Ma nessuno è al sicuro in questa storia, neppure gli euroscettici che hanno fatto il buono e il cattivo tempo negli ultimi anni, complice una May troppo incline a compiacerli. Se non passerà l’accordo, non è detto che sia la loro versione distruttiva di Brexit, ossia il no deal, a prevalere. È molto più probabile che si vada verso una formula di compromesso ampia e annacquata in cui i desideri di indipendenza dovrebbero piegarsi alle esigenze di trovare qualcosa di votabile e accettabile: ci sta lavorando addirittura il leader laburista Jeremy Corbyn, molto più euroscettico nell’animo di tanti Tories ma convinto dall’emorragia di deputati dal suo partito a prendere una linea meno intransigente nei confronti della Brexit e a ribadire la sua idea che occorra mantenere il Paese nell’unione doganale.

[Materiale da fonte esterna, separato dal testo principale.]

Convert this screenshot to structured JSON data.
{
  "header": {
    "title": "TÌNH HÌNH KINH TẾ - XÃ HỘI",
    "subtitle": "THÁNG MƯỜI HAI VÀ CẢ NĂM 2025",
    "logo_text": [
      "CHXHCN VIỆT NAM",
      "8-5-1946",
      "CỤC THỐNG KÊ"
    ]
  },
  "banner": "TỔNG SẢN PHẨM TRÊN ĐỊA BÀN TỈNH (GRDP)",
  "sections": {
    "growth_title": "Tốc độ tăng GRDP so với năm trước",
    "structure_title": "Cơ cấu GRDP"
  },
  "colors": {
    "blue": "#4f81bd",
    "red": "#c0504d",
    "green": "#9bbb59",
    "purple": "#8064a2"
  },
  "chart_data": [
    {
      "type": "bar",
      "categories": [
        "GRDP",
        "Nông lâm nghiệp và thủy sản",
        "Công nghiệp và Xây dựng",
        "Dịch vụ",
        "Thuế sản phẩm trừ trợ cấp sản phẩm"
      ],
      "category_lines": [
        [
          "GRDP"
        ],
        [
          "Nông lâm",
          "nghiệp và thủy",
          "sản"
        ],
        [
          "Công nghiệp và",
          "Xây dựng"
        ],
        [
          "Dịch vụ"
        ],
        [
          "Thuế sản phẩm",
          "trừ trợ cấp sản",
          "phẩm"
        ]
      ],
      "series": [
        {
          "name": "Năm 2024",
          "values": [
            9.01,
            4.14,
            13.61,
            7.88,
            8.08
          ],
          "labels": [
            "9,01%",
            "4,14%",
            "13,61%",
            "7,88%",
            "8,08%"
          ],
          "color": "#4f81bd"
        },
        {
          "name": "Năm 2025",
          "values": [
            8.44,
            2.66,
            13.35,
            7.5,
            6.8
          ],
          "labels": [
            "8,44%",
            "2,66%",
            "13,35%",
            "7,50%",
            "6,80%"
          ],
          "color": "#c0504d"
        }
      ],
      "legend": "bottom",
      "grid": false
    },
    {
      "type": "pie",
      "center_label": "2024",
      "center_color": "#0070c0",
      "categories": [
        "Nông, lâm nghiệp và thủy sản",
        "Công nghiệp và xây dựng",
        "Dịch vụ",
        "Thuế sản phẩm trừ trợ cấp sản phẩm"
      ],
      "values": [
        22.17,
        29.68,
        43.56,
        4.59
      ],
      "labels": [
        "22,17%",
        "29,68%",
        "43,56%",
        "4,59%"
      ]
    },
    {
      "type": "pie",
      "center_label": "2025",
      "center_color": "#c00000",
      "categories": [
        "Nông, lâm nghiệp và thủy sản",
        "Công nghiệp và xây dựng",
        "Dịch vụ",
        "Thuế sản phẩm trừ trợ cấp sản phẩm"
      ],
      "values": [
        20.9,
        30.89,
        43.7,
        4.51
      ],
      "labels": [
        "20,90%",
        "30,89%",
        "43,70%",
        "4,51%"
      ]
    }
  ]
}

In comune con la May ha il fatto di avere un partito spaccato, in cui c’è chi non vuole assolutamente la libera circolazione delle persone. La May, che in questi mesi ha lanciato vari appelli spiegando come la sua sia l’unica alternativa pro-Brexit (che permetterebbe anche a molti dei suoi rivali politici di iniziare a pensare al loro futuro senza questo ingombrante dossier tra i piedi), potrebbe tentare di lanciarne un ultimo, disperato. Chi vuole essere leader di un Paese che, con il no deal, deve ricostruire tutto e vedersela con una crisi economica autoindotta e imprevedibile? Anche «The Spectator», magazine conservatore e pro-Brexit ai tempi del referendum, lo ha fatto presente, senza risparmiare critiche alla May e alla sua gestione dell’intero dossier. «È tempo di voltare pagina rispetto a questo capitolo infelice della nostra storia politica e approvare il suo accordo è il modo più sicuro per farlo», si legge. E forse è proprio questo l’argomento più forte.

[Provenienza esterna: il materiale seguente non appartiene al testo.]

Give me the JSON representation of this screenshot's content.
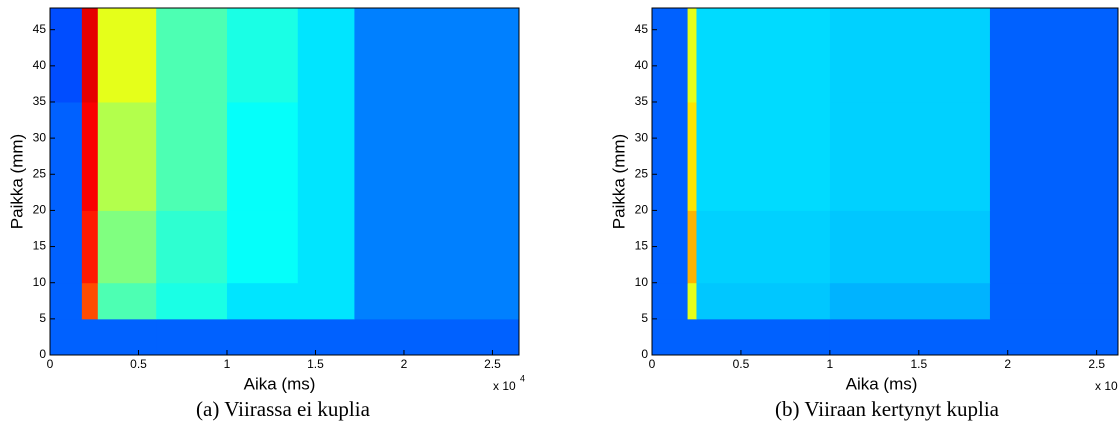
{
  "chart_data": [
    {
      "type": "heatmap",
      "xlabel": "Aika (ms)",
      "ylabel": "Paikka (mm)",
      "caption": "(a) Viirassa ei kuplia",
      "x_multiplier": "x 10",
      "x_multiplier_exponent": "4",
      "xlim": [
        0,
        2.65
      ],
      "ylim": [
        0,
        48
      ],
      "xticks": [
        0,
        0.5,
        1,
        1.5,
        2,
        2.5
      ],
      "yticks": [
        0,
        5,
        10,
        15,
        20,
        25,
        30,
        35,
        40,
        45
      ],
      "colormap": "jet",
      "zlim": [
        0,
        1
      ],
      "x_edges": [
        0,
        0.18,
        0.27,
        0.6,
        1.0,
        1.4,
        1.72,
        2.65
      ],
      "y_edges": [
        0,
        5,
        10,
        20,
        35,
        48
      ],
      "z": [
        [
          0.22,
          0.22,
          0.22,
          0.22,
          0.22,
          0.22,
          0.22
        ],
        [
          0.22,
          0.8,
          0.45,
          0.4,
          0.35,
          0.35,
          0.25
        ],
        [
          0.22,
          0.85,
          0.5,
          0.42,
          0.38,
          0.35,
          0.25
        ],
        [
          0.22,
          0.88,
          0.55,
          0.45,
          0.38,
          0.35,
          0.25
        ],
        [
          0.2,
          0.9,
          0.6,
          0.45,
          0.4,
          0.35,
          0.25
        ]
      ]
    },
    {
      "type": "heatmap",
      "xlabel": "Aika (ms)",
      "ylabel": "Paikka (mm)",
      "caption": "(b) Viiraan kertynyt kuplia",
      "x_multiplier": "x 10",
      "xlim": [
        0,
        2.62
      ],
      "ylim": [
        0,
        48
      ],
      "xticks": [
        0,
        0.5,
        1,
        1.5,
        2,
        2.5
      ],
      "yticks": [
        0,
        5,
        10,
        15,
        20,
        25,
        30,
        35,
        40,
        45
      ],
      "colormap": "jet",
      "zlim": [
        0,
        1
      ],
      "x_edges": [
        0,
        0.2,
        0.25,
        1.0,
        1.9,
        2.62
      ],
      "y_edges": [
        0,
        5,
        10,
        20,
        35,
        48
      ],
      "z": [
        [
          0.22,
          0.22,
          0.22,
          0.22,
          0.22
        ],
        [
          0.22,
          0.6,
          0.32,
          0.3,
          0.22
        ],
        [
          0.22,
          0.7,
          0.33,
          0.32,
          0.22
        ],
        [
          0.22,
          0.65,
          0.34,
          0.33,
          0.22
        ],
        [
          0.22,
          0.6,
          0.34,
          0.33,
          0.22
        ]
      ]
    }
  ]
}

Il secondo referendum, che a questo punto più che come violazione della democrazia andrebbe letto come una soluzione ragionevole per uscire dall’impasse, soffre della stessa mancanza di compattezza tra i deputati e, soprattutto, del fatto che un ritorno alle urne terrebbe tutti con il fiato sospeso, essendo l’esito tutt’altro che scontato. Uno studio del Centre for Social and Political Risk dice che i britannici preferiscono bloccare la libera circolazione e l’immigrazione rispetto ad avere accordi commerciali favorevoli: la priorità resta quella e la Brexit ne è una chiara emanazione. Tutti vorrebbero voltare pagina, ma nessuno vuole farlo approvando l’accordo della May.

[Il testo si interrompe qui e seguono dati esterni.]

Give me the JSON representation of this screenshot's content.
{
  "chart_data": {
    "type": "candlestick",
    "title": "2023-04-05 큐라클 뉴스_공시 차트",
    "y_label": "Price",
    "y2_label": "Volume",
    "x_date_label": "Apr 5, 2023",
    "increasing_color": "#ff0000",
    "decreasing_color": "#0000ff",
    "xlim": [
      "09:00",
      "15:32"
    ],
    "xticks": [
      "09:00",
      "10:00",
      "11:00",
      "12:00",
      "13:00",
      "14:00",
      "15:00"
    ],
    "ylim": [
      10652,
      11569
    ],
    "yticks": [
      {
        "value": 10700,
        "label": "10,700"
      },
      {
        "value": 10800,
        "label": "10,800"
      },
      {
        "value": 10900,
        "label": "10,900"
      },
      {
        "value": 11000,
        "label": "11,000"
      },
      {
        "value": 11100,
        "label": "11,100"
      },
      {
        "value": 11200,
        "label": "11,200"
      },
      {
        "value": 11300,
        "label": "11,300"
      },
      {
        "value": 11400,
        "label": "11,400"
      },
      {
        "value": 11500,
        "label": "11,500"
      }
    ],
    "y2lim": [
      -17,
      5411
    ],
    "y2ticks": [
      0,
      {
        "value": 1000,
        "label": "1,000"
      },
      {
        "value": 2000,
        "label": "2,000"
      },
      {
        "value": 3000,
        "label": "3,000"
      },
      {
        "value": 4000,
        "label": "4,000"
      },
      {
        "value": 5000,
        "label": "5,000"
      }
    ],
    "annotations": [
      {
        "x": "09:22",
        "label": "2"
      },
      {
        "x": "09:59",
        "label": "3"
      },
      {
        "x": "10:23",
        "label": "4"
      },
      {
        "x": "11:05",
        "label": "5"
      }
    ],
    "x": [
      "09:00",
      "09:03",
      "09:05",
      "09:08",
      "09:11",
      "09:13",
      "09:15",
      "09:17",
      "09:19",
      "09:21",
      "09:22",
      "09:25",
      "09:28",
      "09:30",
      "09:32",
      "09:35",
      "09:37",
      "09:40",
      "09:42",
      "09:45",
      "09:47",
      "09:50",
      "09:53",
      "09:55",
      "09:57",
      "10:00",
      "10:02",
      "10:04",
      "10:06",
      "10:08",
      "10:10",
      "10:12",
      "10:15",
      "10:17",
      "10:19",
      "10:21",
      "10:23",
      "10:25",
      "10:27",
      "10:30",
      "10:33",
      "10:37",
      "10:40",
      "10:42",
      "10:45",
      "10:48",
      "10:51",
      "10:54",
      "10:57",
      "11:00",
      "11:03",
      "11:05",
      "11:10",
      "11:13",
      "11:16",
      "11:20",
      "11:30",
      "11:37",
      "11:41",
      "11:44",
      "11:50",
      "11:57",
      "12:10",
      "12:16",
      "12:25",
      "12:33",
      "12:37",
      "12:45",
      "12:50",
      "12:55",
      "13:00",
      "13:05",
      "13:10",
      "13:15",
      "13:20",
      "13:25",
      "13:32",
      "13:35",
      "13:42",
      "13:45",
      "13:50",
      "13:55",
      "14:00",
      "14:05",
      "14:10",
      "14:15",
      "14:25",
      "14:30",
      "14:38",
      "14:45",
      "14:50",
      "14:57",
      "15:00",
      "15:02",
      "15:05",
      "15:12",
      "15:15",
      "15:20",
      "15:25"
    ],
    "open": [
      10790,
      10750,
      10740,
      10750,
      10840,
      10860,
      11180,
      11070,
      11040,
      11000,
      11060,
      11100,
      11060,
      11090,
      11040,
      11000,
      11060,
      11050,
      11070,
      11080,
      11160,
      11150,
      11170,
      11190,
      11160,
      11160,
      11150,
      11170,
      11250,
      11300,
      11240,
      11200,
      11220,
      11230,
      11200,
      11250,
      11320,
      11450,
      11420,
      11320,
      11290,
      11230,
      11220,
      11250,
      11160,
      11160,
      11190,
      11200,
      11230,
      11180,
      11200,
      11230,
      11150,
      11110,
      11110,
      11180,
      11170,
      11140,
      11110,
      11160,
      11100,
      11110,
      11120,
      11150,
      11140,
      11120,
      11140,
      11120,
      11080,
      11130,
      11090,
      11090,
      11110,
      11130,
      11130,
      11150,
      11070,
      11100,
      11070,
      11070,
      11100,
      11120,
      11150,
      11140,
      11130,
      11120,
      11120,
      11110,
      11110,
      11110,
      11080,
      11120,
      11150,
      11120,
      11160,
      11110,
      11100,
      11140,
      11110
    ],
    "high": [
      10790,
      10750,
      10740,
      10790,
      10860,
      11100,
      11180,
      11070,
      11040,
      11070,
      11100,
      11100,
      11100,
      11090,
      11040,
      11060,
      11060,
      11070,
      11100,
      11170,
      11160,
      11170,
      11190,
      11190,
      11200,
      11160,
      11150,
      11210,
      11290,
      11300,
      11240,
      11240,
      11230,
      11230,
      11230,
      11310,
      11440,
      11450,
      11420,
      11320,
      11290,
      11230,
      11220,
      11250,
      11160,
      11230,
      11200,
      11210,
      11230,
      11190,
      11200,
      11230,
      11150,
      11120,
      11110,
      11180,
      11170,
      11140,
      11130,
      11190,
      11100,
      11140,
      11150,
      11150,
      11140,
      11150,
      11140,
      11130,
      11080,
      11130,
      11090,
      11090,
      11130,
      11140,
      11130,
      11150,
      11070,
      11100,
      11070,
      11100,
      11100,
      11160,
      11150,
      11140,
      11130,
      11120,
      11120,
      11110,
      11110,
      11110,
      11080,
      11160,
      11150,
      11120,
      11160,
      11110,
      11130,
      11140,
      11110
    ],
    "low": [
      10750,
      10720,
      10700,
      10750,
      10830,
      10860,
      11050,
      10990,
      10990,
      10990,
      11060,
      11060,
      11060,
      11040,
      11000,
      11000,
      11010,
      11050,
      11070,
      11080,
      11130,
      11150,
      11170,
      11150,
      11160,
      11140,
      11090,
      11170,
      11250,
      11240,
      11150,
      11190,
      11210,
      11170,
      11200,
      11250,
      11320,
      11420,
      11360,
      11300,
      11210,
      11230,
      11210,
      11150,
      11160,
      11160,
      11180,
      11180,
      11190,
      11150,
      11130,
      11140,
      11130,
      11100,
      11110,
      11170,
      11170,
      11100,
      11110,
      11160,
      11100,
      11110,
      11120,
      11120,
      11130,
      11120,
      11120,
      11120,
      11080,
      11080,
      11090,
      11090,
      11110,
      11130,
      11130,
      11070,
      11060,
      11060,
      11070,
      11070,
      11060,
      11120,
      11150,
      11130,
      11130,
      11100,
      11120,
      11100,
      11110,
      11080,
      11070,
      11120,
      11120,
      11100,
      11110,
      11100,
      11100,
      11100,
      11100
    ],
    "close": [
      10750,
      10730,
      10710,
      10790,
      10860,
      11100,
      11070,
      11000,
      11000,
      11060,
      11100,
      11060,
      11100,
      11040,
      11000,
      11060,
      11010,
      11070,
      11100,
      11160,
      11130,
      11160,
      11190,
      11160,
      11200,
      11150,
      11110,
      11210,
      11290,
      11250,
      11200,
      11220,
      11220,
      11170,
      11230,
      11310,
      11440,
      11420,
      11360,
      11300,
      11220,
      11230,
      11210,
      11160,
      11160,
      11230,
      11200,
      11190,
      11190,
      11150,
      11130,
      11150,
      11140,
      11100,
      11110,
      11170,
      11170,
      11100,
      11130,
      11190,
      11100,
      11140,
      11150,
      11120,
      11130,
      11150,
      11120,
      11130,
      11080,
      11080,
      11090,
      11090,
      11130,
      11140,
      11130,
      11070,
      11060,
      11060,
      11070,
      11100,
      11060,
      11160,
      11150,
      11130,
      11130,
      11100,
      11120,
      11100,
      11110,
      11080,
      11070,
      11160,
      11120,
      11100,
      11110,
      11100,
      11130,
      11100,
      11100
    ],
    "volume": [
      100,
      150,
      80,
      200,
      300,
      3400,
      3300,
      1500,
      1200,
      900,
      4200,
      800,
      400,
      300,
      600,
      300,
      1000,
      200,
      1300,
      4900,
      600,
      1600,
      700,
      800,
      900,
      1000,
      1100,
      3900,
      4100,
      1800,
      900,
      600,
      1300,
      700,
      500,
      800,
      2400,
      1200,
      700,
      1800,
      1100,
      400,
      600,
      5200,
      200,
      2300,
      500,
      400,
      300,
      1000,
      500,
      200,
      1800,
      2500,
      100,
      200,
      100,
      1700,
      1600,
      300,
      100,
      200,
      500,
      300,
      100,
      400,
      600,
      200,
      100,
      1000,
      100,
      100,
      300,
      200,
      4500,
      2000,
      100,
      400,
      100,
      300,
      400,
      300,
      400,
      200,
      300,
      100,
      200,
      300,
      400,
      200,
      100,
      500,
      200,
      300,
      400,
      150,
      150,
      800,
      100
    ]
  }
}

Perché dopo due anni e mezzo a parlare solo di Brexit, i problemi del Regno Unito stanno iniziando ad emergere e a richiedere più attenzione rispetto all’ipotetica applicazione di un ipotetico backstop sull’Irlanda, basterebbe un po’ di buona volontà negoziale per non sentirlo mai più nominare. A Londra si è iniziato finalmente a parlare con un po’ di serietà della tragedia degli accoltellamenti di giovanissimi: forse c’è voluta la morte di una diciassettenne bianca in un parco per mano di due ragazzi che neanche le hanno parlato perché la crisi, che va avanti da tempo, iniziasse ad essere vista come un allarme sociale e non come qualcosa di circoscritto a pochi gruppi di ragazzi senza futuro delle case popolari. Intanto gli stranieri in città leggono con preoccupazione crescente le notizie e, immobili come tutti nel Paese, organizzano feste, cene e raduni per registrarsi al «settled status», quello che permette di restare nel Regno Unito dopo la Brexit. Facendo buon viso a un gioco cattivo e inutile.